Verdasco came into the match on the blue clay of the Manolo Santana show court on a high after dumping out second seed Rafa Nadal on Thursday, his first victory over his Spanish compatriot in 14 attempts.
However, sixth-seeded Czech Berdych, who thumped French 12th seed Gael Monfils 6-1, 6-1 to reach the last eight, comfortably ended a two-match losing streak to Verdasco on clay to set up a semifinal against Juan Martin Del Potro.
The 2009 US Open champion, undefeated in 10 clay matches this season and winner in Estoril last week, eased to a 6-3, 6-4 victory against Ukrainian 16th seed Alexandr Dolgopolov in the earlier match on court three.
"I am really happy with my tennis, with my body and I am feeling really confident on clay," Del Potro, who had an eight-month layoff in 2010 due to a wrist injury, told a news conference.
"I don't feel any pain so it's a good sign for the next tournament and I think I'm getting better tournament by tournament," the 23-year-old added.
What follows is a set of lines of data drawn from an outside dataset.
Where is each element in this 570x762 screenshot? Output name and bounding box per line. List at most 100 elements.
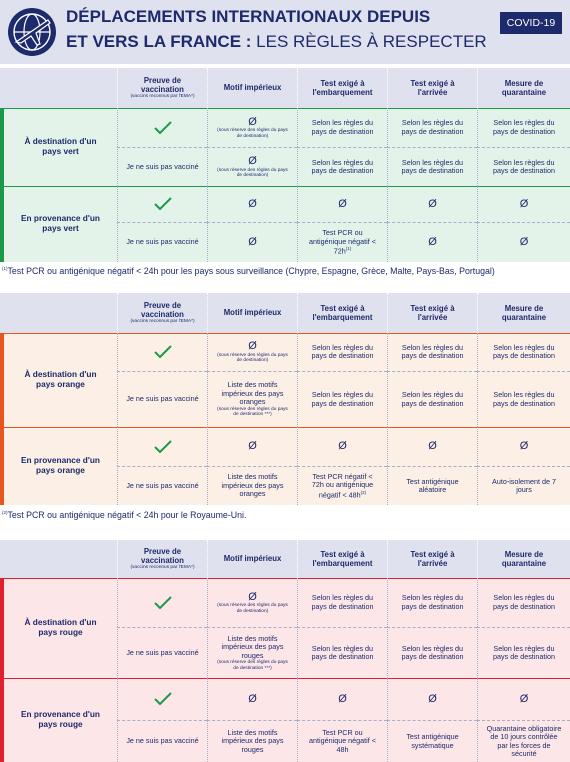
cell-main: Test PCR négatif < 72h ou antigénique né… — [306, 471, 379, 500]
cell-text: Selon les règles du pays de destination — [493, 118, 555, 136]
cell-text: Selon les règles du pays de destination — [311, 593, 374, 611]
cell-text: Ø — [428, 197, 437, 210]
table-cell: Je ne suis pas vacciné — [117, 466, 207, 505]
footnote-mark: (1) — [2, 266, 8, 272]
cell-main: Ø — [248, 591, 257, 604]
color-bar — [0, 427, 4, 505]
cell-text: Test PCR ou antigénique négatif < 72h — [309, 228, 376, 256]
cell-text: Ø — [248, 692, 257, 705]
column-note: (vaccins reconnus par l'EMA*) — [130, 319, 195, 325]
table-cell: Selon les règles du pays de destination — [387, 147, 477, 186]
group-body — [0, 186, 570, 262]
header-band — [0, 0, 570, 64]
column-header: Test exigé à l'arrivée — [387, 540, 477, 578]
table-cell — [117, 108, 207, 147]
color-bar — [0, 578, 4, 678]
table-cell: Selon les règles du pays de destination — [297, 108, 387, 147]
cell-text: Ø — [338, 692, 347, 705]
cell-text: Ø — [248, 155, 257, 167]
cell-text: Ø — [519, 440, 529, 453]
header-row — [0, 540, 570, 578]
table-cell: Auto-isolement de 7 jours — [477, 466, 570, 505]
cell-text: Selon les règles du pays de destination — [311, 157, 374, 175]
table-cell — [117, 578, 207, 627]
color-bar — [0, 186, 4, 262]
cell-note: (sous réserve des règles du pays de dest… — [217, 128, 288, 139]
table-cell: Ø (sous réserve des règles du pays de des… — [207, 147, 297, 186]
cell-note: (sous réserve des règles du pays de dest… — [217, 406, 288, 418]
column-header: Preuve de vaccination (vaccins reconnus p… — [117, 68, 207, 108]
table-cell — [117, 186, 207, 222]
group-label: À destination d'un pays orange — [24, 369, 97, 389]
cell-text: Selon les règles du pays de destination — [311, 643, 374, 661]
cell-text: Ø — [428, 236, 437, 249]
column-title: Test exigé à l'arrivée — [410, 78, 455, 97]
cell-text: Je ne suis pas vacciné — [126, 394, 199, 404]
column-header: Motif impérieux — [207, 540, 297, 578]
table-cell: Ø — [207, 186, 297, 222]
group-label: En provenance d'un pays rouge — [21, 709, 100, 729]
cell-note: (sous réserve des règles du pays de dest… — [217, 352, 288, 364]
table-cell: Je ne suis pas vacciné — [117, 627, 207, 678]
table-cell: Ø — [297, 186, 387, 222]
cell-main: Test PCR ou antigénique négatif < 72h(1) — [306, 228, 379, 256]
table-cell: Test PCR ou antigénique négatif < 48h — [297, 720, 387, 762]
cell-text: Test PCR négatif < 72h ou antigénique né… — [311, 471, 374, 499]
table-cell: Ø (sous réserve des règles du pays de des… — [207, 578, 297, 627]
column-header: Motif impérieux — [207, 293, 297, 333]
column-header: Preuve de vaccination (vaccins reconnus p… — [117, 540, 207, 578]
cell-text: Selon les règles du pays de destination — [311, 118, 374, 136]
cell-text: Ø — [248, 236, 257, 249]
footnote: (2)Test PCR ou antigénique négatif < 24h… — [2, 510, 246, 520]
table-cell: Selon les règles du pays de destination — [297, 627, 387, 678]
cell-note: (sous réserve des règles du pays de dest… — [217, 603, 288, 614]
table-cell — [117, 678, 207, 720]
table-cell: Selon les règles du pays de destination — [477, 627, 570, 678]
column-header: Mesure de quarantaine — [477, 68, 570, 108]
cell-text: Je ne suis pas vacciné — [126, 161, 199, 171]
table-cell: Selon les règles du pays de destination — [387, 578, 477, 627]
footnote-text: Test PCR ou antigénique négatif < 24h po… — [7, 266, 495, 276]
group-label: À destination d'un pays rouge — [24, 617, 97, 637]
table-cell: Test antigénique systématique — [387, 720, 477, 762]
table-cell: Ø — [477, 427, 570, 466]
column-title: Motif impérieux — [223, 83, 282, 93]
column-title: Mesure de quarantaine — [501, 78, 547, 97]
column-title: Test exigé à l'embarquement — [312, 549, 373, 568]
table-cell: Selon les règles du pays de destination — [297, 578, 387, 627]
cell-text: Ø — [519, 692, 529, 705]
cell-text: Selon les règles du pays de destination — [401, 342, 464, 360]
cell-text: Selon les règles du pays de destination — [493, 342, 555, 360]
column-title: Test exigé à l'embarquement — [312, 303, 373, 322]
table-cell: Selon les règles du pays de destination — [387, 371, 477, 427]
cell-note: (sous réserve des règles du pays de dest… — [217, 660, 288, 671]
cell-text: Ø — [248, 197, 257, 210]
table-cell: Ø (sous réserve des règles du pays de des… — [207, 108, 297, 147]
header-row — [0, 293, 570, 333]
column-title: Motif impérieux — [223, 308, 282, 318]
cell-text: Selon les règles du pays de destination — [493, 390, 555, 408]
color-bar — [0, 678, 4, 762]
cell-text: Liste des motifs impérieux des pays oran… — [221, 472, 284, 499]
column-header: Test exigé à l'arrivée — [387, 293, 477, 333]
superscript: (2) — [360, 489, 367, 495]
cell-note: (sous réserve des règles du pays de dest… — [217, 167, 288, 179]
column-header: Mesure de quarantaine — [477, 540, 570, 578]
column-header: Motif impérieux — [207, 68, 297, 108]
group-label: En provenance d'un pays orange — [21, 455, 100, 475]
table-cell — [117, 333, 207, 371]
table-cell: Ø — [387, 427, 477, 466]
check-icon — [153, 345, 172, 359]
group-body — [0, 578, 570, 678]
table-cell: Liste des motifs impérieux des pays oran… — [207, 466, 297, 505]
table-cell: Ø — [387, 222, 477, 262]
cell-main: Liste des motifs impérieux des pays roug… — [216, 634, 289, 660]
cell-text: Ø — [248, 115, 257, 128]
cell-text: Test antigénique systématique — [406, 732, 459, 750]
table-cell: Test PCR négatif < 72h ou antigénique né… — [297, 466, 387, 505]
column-note: (vaccins reconnus par l'EMA*) — [130, 94, 195, 100]
table-cell: Ø — [207, 427, 297, 466]
cell-text: Selon les règles du pays de destination — [311, 390, 374, 408]
cell-main: Ø — [248, 340, 257, 353]
cell-text: Je ne suis pas vacciné — [126, 736, 199, 746]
World No.1 Novak Djokovic, who has joined Nadal in threatening to boycott the event next year because of what they say are dangerously slippery courts, meets Serb compatriot Janko Tipsarevic, the seventh seed, later on Friday.
Victory for the defending champion will set up a semifinal clash against Swiss third seed Roger Federer, who will rise above Nadal to No. 2 two if he wins the title, or Spanish fifth seed David Ferrer.
In the women’s section, top seed Victoria Azarenka saw off China's Li Na with a battling 3-6, 6-3, 6-3 win to reach the semifinals yesterday.
The Belarusian world number one will now play either Agnieszka Radwanska, the Polish fourth seed, or American qualifier Varvara Lepchenko.
Azarenka, January's Australian Open champion, leveled her head-to-read record against French Open champion Li at 4-4 with the victory.
Eighth seed Li was playing in her second clay quarterfinal after Stuttgart.
Ninth seed Serena Williams won a battle of former number one players as she defeated second seed Maria Sharapova, the Stuttgart champion, 6-1, 6-3 with 11 aces, 28 winners and five breaks of serve in 80 minutes.
Williams said that while the blue clay courts remain problematic, the issue was not enough to make her consider skipping the event in 2012 as Rafael Nadal and Novak Djokovic have threatened to do.
"This is a tough surface and it's extremely slippery," said the 13-time Grand Slam-winner.
"But Djokovic is still in the event and so is Roger (Federer), last time I checked. If I'm not here next year, it won't be because of the clay.
"I don't think there's been any improvement in the courts over the week, but every clay court is different. This is not the best court — definitely not what they play like at Roland Garros.